The self-regulator wants BDs to answer 19 questions in writing by Sept. 18. The scope of FINRA’s review is limited to a firm’s retail accounts, and will cover activity between August 2014 through July.
As FINRA stated in its Annual Priorities Letter, “conflicts of interest represent a recurring challenge that contribute to compliance and supervisory breakdowns which can lead to firms and registered representatives, at times, compromising the quality of service they provide to clients.”
While FINRA states that it has “observed instances of positive change since we issued the Report on Conflicts of Interest in October 2013,” the intent of the current review is “to continue our assessment of the efforts employed by firms to identify, mitigate and manage conflicts of interest, specifically with respect to compensation practices.”

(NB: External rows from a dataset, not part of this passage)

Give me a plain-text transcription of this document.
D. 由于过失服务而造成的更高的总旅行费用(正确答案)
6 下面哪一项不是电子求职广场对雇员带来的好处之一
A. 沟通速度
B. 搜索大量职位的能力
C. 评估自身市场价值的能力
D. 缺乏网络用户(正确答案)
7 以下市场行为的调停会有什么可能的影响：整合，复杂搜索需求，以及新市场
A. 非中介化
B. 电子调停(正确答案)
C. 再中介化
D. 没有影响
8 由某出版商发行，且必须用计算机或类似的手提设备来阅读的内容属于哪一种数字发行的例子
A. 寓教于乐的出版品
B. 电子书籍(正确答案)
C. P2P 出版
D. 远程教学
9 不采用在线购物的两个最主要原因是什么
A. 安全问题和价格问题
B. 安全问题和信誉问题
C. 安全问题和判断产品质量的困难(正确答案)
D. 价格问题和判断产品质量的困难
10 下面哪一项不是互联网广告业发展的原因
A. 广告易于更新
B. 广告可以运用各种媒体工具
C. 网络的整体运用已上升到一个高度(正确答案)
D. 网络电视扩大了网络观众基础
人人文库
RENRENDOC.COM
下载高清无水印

FINRA wants to know how compensation policies for registered reps and supervisors are reviewed and approved and what role the board has, for both individual packages and the firm as a whole. It also asks about how firms identify compensation-related conflicts of interest and the controls used to manage those conflicts (e.g., neutral grid, fee-capping, compensation penalties). It asks firms to describe how pay policies balance short-term incentives for brokers with clients’ long-term interests.